Van Oostrom herkent het probleem maar kijkt er anders tegenaan. Hij vindt dat het boek het topje is van een piramide die rust op een digitaal grondwerk. De voetnoten heeft hij daarom uit het boek verbannen naar een website, Nobelstreven.nl. Daar zijn ook zaken te vinden als een gedetailleerdere stamboom van de Van Brederodes, teksten die het boek niet hebben gehaald en meer illustratiemateriaal. (Idee voor de herdruk: voeg een QR-code toe zodat de lezer de website meteen op zijn telefoon heeft.)

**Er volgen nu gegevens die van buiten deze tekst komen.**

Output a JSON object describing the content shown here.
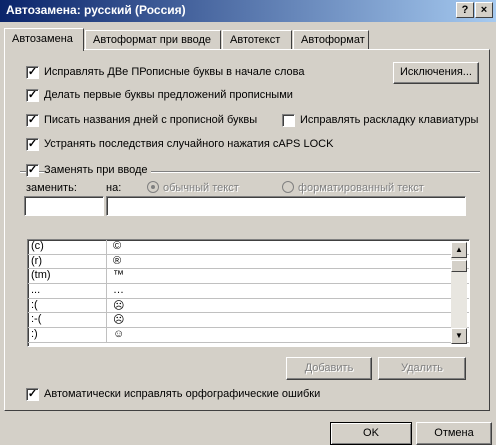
{
  "window": {
    "title": "Автозамена: русский (Россия)",
    "help_button": "?",
    "close_button": "×"
  },
  "tabs": [
    {
      "label": "Автозамена",
      "active": true
    },
    {
      "label": "Автоформат при вводе",
      "active": false
    },
    {
      "label": "Автотекст",
      "active": false
    },
    {
      "label": "Автоформат",
      "active": false
    }
  ],
  "options": {
    "fix_two_caps": {
      "label": "Исправлять ДВе ПРописные буквы в начале слова",
      "checked": true
    },
    "capitalize_sentences": {
      "label": "Делать первые буквы предложений прописными",
      "checked": true
    },
    "capitalize_days": {
      "label": "Писать названия дней с прописной буквы",
      "checked": true
    },
    "fix_keyboard_layout": {
      "label": "Исправлять раскладку клавиатуры",
      "checked": false
    },
    "fix_caps_lock": {
      "label": "Устранять последствия случайного нажатия cAPS LOCK",
      "checked": true
    },
    "replace_as_you_type": {
      "label": "Заменять при вводе",
      "checked": true
    },
    "auto_spellcheck": {
      "label": "Автоматически исправлять орфографические ошибки",
      "checked": true
    }
  },
  "exceptions_button": "Исключения...",
  "replace_section": {
    "replace_label": "заменить:",
    "with_label": "на:",
    "plain_text_label": "обычный текст",
    "formatted_text_label": "форматированный текст",
    "replace_value": "",
    "with_value": ""
  },
  "entries": [
    {
      "from": "(c)",
      "to": "©"
    },
    {
      "from": "(r)",
      "to": "®"
    },
    {
      "from": "(tm)",
      "to": "™"
    },
    {
      "from": "...",
      "to": "…"
    },
    {
      "from": ":(",
      "to": "☹"
    },
    {
      "from": ":-(",
      "to": "☹"
    },
    {
      "from": ":)",
      "to": "☺"
    }
  ],
  "buttons": {
    "add": "Добавить",
    "delete": "Удалить",
    "ok": "OK",
    "cancel": "Отмена"
  },
  "icons": {
    "scroll_up": "up-arrow-icon",
    "scroll_down": "down-arrow-icon"
  }
}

Ik weet niet of ik het zelf zo radicaal zou aanpakken. Ik hecht er althans aan mijn boeken te voorzien van verwijzingen naar de antieke bronnen, om de lezers te verleiden ook die te gaan lezen. Er zijn mooie vertalingen. Voor het overige bied ik het gebruikelijke laddertje van simpele literatuur via wat lastigere literatuur naar de vakliteratuur. Die laatste hoeft niet uitgebreid te zijn, want mijn lezers hebben noch de benodigde voorkennis noch toegang tot academische betaalsites.

Nu schrijf ik vooral voor een groot publiek, terwijl Van Oostrom Nobel streven tevens bedoelt als bijdrage aan zijn vakgebied. Dat leidt tot een andere kijk op de relatie tussen internet en boek. Van Oostrom is zich in elk geval het probleem bewust en als hij representatief is voor de historische letterkunde, is dat vak beter op weg naar de digitale toekomst dan mijn eigen vakterrein, de oudheidkunde.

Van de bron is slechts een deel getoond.